Desde luego, la coincidencia entre la entrada en vigor de Bolonia y el impacto
de la crisis económica global ha sido una infeliz conjunción de circunstancias;
pero admitamos al menos que problematiza las predicadas virtudes del EEES y
alimenta el escepticismo acerca de sus efectos.
Cuestión distinta, aunque también suscitada por el
artículo del profesor Lázaro, es que -según él sostiene- el principal objetivo
de muchas o algunas asignaturas universitarias sea "enseñar a leer" a
los alumnos; se entiende, enseñarles a comprender e interpretar un texto de
alguna complejidad. Llámenme ingenuo, pero yo creía que esa tarea instrumental,
que esa mínima maduración del intelecto era cosa a alcanzar durante la
enseñanza secundaria, tal vez en el actual bachillerato, y que la Universidad
se ocupaba ya de transmitir saberes específicos. Debía de estar equivocado...

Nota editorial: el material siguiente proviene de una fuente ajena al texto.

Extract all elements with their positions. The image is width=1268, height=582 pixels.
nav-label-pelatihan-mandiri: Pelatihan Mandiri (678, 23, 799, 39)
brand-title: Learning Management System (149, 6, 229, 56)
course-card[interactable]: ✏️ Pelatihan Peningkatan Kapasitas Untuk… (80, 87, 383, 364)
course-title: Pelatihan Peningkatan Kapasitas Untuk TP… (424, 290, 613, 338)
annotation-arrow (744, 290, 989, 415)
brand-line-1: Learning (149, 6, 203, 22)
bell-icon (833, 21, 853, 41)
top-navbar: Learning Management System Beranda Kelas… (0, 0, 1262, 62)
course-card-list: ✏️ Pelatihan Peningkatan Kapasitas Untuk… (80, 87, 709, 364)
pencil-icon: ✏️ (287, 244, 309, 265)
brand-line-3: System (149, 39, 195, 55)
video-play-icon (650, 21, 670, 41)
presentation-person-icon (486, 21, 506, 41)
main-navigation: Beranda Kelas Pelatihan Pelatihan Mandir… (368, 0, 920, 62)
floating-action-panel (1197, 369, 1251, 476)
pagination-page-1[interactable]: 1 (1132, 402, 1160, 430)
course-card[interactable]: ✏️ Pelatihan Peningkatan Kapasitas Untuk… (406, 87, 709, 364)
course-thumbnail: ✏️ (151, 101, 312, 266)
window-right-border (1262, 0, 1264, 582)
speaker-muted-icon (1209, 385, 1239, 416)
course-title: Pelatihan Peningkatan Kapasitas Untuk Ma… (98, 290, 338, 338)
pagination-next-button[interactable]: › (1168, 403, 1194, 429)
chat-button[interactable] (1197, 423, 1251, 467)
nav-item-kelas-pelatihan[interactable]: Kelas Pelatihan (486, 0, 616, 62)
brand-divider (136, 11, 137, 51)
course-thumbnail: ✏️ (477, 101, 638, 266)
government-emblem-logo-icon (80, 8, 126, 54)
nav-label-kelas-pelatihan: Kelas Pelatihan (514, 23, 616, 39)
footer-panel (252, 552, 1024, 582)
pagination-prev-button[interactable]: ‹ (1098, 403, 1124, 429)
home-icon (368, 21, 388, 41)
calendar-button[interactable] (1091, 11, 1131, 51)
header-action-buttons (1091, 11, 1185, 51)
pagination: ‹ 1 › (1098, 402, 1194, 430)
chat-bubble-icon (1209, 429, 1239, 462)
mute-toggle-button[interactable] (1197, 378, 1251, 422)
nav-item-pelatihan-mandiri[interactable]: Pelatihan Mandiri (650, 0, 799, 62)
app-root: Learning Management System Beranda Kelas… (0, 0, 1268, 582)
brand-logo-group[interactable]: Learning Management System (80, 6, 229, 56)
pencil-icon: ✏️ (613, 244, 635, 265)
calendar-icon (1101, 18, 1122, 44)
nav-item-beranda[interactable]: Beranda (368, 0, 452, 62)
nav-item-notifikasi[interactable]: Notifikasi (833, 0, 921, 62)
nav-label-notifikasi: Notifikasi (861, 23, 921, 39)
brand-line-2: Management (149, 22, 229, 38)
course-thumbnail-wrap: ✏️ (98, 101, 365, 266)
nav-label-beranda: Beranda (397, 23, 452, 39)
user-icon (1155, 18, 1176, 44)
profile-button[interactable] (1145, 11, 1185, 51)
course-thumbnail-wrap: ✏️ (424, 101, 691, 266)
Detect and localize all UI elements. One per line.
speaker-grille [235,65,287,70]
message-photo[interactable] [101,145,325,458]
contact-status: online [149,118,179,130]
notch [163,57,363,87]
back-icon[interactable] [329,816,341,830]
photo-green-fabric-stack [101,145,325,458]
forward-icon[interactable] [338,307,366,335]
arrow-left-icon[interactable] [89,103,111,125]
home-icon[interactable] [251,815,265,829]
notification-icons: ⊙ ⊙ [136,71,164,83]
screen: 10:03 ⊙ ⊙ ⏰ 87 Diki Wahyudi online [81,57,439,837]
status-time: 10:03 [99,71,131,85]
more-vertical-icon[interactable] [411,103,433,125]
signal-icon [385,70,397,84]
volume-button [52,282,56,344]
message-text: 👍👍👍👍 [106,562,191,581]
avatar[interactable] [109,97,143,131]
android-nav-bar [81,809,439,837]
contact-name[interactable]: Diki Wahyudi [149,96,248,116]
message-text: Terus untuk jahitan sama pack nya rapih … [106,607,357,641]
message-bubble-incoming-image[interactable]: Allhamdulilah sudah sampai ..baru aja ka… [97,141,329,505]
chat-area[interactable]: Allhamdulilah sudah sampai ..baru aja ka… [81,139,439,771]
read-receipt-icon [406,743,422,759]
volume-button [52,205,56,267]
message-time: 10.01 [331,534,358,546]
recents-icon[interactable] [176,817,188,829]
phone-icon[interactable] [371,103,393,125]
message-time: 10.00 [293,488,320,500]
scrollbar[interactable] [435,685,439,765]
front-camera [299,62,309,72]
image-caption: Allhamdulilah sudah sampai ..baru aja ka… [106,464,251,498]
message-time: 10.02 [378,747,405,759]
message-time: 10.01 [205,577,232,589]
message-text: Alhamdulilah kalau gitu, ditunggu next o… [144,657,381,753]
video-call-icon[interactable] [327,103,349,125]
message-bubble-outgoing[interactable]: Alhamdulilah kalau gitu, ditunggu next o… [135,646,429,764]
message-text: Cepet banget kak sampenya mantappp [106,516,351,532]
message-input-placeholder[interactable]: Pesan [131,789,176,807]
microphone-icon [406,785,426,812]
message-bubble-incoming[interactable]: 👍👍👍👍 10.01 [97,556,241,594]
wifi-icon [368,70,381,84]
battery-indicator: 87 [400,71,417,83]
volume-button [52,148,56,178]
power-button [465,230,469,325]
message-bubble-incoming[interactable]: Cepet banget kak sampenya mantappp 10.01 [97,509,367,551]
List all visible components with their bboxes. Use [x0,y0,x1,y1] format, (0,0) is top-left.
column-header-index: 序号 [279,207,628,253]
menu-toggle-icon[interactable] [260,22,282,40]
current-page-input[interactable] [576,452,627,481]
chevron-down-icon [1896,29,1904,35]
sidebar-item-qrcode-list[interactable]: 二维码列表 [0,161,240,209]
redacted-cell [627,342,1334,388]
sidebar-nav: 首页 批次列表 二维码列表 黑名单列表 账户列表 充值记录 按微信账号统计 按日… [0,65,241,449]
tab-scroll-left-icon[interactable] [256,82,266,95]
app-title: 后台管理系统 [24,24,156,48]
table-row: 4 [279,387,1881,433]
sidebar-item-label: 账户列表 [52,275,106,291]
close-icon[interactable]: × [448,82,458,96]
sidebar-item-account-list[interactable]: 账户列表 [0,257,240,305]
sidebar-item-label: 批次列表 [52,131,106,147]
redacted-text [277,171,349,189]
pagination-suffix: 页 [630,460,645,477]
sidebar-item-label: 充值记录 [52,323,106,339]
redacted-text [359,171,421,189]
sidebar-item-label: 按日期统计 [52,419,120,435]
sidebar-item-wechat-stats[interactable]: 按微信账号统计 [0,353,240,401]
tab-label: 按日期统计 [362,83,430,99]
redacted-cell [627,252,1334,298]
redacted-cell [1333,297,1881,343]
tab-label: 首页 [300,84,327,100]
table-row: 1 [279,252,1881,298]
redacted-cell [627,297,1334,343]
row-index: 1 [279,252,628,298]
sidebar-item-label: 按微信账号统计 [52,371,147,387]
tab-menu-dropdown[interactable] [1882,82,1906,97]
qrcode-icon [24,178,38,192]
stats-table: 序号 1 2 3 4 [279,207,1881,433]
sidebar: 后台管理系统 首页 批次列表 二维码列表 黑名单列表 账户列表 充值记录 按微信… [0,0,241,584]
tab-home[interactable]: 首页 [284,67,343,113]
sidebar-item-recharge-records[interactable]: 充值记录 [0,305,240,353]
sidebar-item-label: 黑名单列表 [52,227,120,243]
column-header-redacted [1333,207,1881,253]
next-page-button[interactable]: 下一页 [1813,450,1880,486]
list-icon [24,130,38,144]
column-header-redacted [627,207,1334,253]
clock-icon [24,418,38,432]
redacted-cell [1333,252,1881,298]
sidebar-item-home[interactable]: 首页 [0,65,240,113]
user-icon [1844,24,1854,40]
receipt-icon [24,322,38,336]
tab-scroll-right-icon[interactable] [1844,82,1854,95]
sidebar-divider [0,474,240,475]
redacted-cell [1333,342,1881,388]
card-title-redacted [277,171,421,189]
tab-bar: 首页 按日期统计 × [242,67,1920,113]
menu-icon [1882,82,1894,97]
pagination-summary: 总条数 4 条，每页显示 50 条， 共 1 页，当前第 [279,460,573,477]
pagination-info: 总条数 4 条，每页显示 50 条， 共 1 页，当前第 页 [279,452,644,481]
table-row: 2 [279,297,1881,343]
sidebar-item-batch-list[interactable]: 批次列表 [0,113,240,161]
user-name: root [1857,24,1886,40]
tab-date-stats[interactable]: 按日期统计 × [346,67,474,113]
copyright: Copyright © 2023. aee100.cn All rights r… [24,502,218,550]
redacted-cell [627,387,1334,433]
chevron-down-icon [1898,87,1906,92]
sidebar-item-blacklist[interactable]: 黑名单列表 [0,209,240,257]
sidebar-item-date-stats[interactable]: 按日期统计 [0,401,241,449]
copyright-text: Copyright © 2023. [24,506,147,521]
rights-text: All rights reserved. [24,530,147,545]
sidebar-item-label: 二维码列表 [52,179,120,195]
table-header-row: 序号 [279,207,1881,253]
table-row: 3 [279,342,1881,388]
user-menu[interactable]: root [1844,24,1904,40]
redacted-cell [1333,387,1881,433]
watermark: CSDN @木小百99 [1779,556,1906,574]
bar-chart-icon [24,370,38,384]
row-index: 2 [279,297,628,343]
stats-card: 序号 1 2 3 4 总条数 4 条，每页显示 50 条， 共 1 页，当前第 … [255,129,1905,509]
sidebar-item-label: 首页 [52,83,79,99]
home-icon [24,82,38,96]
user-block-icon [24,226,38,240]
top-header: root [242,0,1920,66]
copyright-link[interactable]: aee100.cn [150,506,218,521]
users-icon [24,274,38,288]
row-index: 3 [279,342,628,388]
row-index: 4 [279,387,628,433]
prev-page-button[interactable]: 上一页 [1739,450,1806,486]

En síntesis y conclusión, mis reticencias ante la
implantación del modelo Bolonia no nacen ni del inmovilismo, ni de la pereza,
ni de la inseguridad, ni del miedo a tener que improvisar en clase; menos aún
del temor a que una siniestra multinacional quiera apoderarse del departamento
de Historia Contemporánea del que formo parte para convertirlo -qué sé yo- en
una extenuante factoría de fascículos coleccionables de venta en quioscos. Mis
reservas surgen, por un lado, del exceso de celo redentor de paladines
boloñeses como el profesor José Lázaro. Y, por otra parte, de observar la
apoteosis de burocracia, de formalismos, de langue de
bois ("prerrequisitos",
"objetivos", "competencias", "aprendizajes"...)
que acompaña a la implementación de la reforma. Recelo que, a la postre, el tan
jaleado Espacio Europeo de Educación Superior suponga sustituir la función
profesoral por una mera tutoría. Y advierto -no sé si lampedusianamente-
que, de ser así, conmigo no cuenten.
Breve comentario final:
OTRO CADÁVER PRODUCTO DEL
DESGOBIERNO
Luis Bouza-Brey, (14-9-10,
17:30)
El clima de desgobierno y caos se refleja en
todos los ámbitos del país. Estos días atrás, Antonio Pérez Henares
relataba el caso de la relación de los usuarios con una compañía eléctrica. Por
mi parte, puedo hacer referencia al caos de Movistar (el nuevo nombre de
Telefónica), en donde las decisiones que afectan a los consumidores son
arbitrarias e ineficaces, los recursos a los servicios internos de atención al
cliente inútiles, y la resultante un robo descarado al bolsillo ajeno.
Joan B. Culla
relata hoy también, en el artículo que comento, el caos organizativo de la Universidad
española, regida sin criterio por decisiones faltas de consistencia y
conocimiento del medio universitario. Y apunto como hipótesis la creencia de
que tiene que haber fenómenos concretos similares en todas las grandes
corporaciones del país, que sería conveniente conocer mediante campañas de
prensa o internáuticas organizadas.
En general, lo que se observa es la
extensión del germen del desgobierno a todos los ámbitos del país, que posiblemente
sea la resultante de dos factores convergentes: desde ariba,
la falta de políticas gubernamentales adecuadas para orientar el conjunto de
los ámbitos sociales, y desde abajo, el ascenso a los ámbitos de decisión de la
sociedad de gestores incompetentes, reclutados los últimos años siguiendo el
criterio de la afinidad política y la aplicación estricta del principio de
Peter.
La resultante de los dos factores
mencionados es un ambiente de desgana general en el que nadie está pendiente de
hacer su trabajo bien, sino de salir del paso con el mínimo coste de energía, tiempo
y desgaste para el que tiene que gestionar algo, con la consecuencia de que nos
encontramos en una sociedad en crisis política, moral, social y económica, en
la que nada funciona correctamente. Son síntomas del fin de un ciclo que
comienza con la transición posterior a la muerte de Franco, que experimenta una
etapa de ilusión y ascenso en los años posteriores, y que comienza un derrumbe
y degeneración acelerada a partir del año 2003, con el cambio de gobierno en la
Generalitat y el giro hacia la irresponsabilidad y la demagogia en el PSOE con
Rodríguez Zapatero.
Lo peor de toda esta situación es que va a
costar mucho esfuerzo y tiempo encontrar el camino de salida, pues no parece
existir ningún actor relevante dispuesto a cambiar las cosas.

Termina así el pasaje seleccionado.